We'd line up in formation at parade rest. PE teacher would pick the two best athletes who would then choose people for teams and I was always last because I was slow, clumsy, and uncoordinated. (Occupational hazard of being an Aspie.) Couldn't catch, couldn't throw, couldn't run and I wasn't popular. Breaking into my locker and stealing my gym clothes was a local pastime, so I started putting a padlock on my locker. Came in one day and the padlock had been removed and my gym clothes were gone. All the adults assumed I was hiding them because I was lazy and refused to consider that I was being bullied. That's a persistent theme throughout my childhood.

The shower wasn't fun either. I was the only uncircumcised boy in the class and none of them even knew that circumcision was a thing. So I got razzed for it. A tiny bit of education would have gone a long way but we were all pretty ignorant of human anatomy. I learned about circumcision by reading a book about a Jewish boy hiding in France during the Holocaust, not from any instruction from my parents. Being visibly different kind of freaked me out but I adapted.
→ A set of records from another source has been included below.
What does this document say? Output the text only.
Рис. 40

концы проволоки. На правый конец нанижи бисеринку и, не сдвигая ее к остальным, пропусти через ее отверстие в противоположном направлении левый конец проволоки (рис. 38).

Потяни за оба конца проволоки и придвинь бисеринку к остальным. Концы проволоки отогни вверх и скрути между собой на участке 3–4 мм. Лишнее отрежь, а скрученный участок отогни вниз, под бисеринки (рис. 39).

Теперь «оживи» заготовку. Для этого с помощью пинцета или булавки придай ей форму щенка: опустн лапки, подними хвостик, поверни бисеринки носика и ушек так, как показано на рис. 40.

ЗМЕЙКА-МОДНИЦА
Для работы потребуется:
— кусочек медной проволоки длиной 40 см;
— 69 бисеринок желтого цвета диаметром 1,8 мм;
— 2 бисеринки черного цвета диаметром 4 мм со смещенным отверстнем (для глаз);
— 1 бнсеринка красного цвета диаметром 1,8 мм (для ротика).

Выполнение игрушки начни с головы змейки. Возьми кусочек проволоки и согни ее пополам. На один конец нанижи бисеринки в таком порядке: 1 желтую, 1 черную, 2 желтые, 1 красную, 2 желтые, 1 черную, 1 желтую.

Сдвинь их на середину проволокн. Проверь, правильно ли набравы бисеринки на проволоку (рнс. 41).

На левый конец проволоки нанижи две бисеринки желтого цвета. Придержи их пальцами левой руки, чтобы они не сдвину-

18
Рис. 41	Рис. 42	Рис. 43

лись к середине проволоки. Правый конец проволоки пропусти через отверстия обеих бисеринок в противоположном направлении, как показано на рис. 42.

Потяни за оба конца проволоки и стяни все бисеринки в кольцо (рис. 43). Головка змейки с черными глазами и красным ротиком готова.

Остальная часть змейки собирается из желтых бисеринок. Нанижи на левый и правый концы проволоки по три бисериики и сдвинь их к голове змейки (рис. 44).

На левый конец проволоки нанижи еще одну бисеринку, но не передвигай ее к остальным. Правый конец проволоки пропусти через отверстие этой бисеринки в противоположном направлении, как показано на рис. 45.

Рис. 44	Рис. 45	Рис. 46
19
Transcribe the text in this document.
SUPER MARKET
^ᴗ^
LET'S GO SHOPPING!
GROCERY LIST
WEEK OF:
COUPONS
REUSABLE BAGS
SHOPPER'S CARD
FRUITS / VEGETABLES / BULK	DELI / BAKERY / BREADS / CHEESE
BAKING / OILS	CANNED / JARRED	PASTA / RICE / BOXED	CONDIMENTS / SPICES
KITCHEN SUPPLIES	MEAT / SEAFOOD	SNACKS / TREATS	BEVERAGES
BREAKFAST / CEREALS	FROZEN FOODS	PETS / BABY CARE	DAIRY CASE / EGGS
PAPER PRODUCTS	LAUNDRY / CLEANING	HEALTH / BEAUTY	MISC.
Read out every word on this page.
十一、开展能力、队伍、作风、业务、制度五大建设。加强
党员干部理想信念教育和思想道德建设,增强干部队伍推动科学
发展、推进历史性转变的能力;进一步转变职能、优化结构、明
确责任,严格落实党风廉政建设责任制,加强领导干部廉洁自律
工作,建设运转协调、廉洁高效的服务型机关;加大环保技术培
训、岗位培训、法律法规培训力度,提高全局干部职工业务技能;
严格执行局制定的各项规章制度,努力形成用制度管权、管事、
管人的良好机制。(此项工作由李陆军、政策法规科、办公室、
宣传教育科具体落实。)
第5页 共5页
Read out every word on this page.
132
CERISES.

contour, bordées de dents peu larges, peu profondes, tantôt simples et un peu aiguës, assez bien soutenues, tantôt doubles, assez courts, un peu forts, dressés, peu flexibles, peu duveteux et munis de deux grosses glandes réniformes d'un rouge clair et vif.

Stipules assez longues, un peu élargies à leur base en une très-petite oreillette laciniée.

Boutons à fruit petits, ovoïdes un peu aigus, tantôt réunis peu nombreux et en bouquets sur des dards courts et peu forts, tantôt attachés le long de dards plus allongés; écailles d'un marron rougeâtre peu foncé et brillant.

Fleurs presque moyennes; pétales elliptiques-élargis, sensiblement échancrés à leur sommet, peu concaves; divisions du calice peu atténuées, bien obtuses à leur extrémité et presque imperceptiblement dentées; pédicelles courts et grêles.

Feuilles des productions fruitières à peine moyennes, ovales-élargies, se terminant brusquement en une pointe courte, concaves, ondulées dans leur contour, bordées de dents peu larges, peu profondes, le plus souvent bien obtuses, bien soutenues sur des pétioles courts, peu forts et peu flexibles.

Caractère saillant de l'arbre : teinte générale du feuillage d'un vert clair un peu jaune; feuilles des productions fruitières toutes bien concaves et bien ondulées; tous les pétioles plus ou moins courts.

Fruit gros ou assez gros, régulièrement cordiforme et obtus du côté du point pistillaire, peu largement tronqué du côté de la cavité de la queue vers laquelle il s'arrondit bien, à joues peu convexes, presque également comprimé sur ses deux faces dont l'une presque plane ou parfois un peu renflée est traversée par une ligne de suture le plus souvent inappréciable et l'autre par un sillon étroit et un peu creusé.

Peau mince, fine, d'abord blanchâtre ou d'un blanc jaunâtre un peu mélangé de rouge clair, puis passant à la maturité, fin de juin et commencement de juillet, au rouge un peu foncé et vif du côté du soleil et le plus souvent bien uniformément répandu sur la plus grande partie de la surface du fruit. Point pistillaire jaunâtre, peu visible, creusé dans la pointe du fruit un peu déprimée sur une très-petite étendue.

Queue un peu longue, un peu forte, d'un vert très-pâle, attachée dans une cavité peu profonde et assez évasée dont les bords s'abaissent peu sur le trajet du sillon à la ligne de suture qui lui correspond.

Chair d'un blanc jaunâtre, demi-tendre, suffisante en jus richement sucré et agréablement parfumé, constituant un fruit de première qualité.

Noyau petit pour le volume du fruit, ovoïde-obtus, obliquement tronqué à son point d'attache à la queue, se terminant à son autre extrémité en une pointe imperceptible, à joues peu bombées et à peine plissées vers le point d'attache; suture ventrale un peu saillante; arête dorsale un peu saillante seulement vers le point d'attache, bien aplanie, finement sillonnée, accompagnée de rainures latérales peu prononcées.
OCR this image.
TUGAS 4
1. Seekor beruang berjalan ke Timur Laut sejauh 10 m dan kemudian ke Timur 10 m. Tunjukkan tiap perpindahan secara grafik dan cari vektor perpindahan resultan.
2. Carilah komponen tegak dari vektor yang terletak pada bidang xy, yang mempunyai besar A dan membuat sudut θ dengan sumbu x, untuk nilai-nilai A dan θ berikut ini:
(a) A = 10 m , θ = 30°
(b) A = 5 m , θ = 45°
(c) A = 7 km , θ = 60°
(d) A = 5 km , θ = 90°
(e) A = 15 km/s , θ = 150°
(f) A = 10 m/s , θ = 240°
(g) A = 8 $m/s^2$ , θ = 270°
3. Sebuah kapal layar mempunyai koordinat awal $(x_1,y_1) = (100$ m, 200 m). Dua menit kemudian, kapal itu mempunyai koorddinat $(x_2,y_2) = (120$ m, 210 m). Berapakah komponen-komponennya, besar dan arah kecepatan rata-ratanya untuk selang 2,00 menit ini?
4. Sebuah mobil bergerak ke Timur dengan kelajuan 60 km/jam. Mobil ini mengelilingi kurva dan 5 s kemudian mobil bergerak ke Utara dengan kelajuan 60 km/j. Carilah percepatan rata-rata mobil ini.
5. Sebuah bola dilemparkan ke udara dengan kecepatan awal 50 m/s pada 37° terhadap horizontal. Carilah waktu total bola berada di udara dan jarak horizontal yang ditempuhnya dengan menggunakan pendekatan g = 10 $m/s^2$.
I decided that those other boys were the unfortunate victims of ritual sexual mutilation.

Of course, I didn't tell them that.

In the 50s the circumcision rate for newborns was very close to 100% (that's my cohort) and every hospital did it without asking. By 2007 it was 55% and most hospitals would not do it unless requested. Didn't see any more recent numbers. The American Academy of Pediatrics keeps flip-flopping over whether it is at all beneficial. And if there are benefits, whether they justify the attendant risks and whether there are any negative consequences. The current thinking is that its physical benefits are slim to none.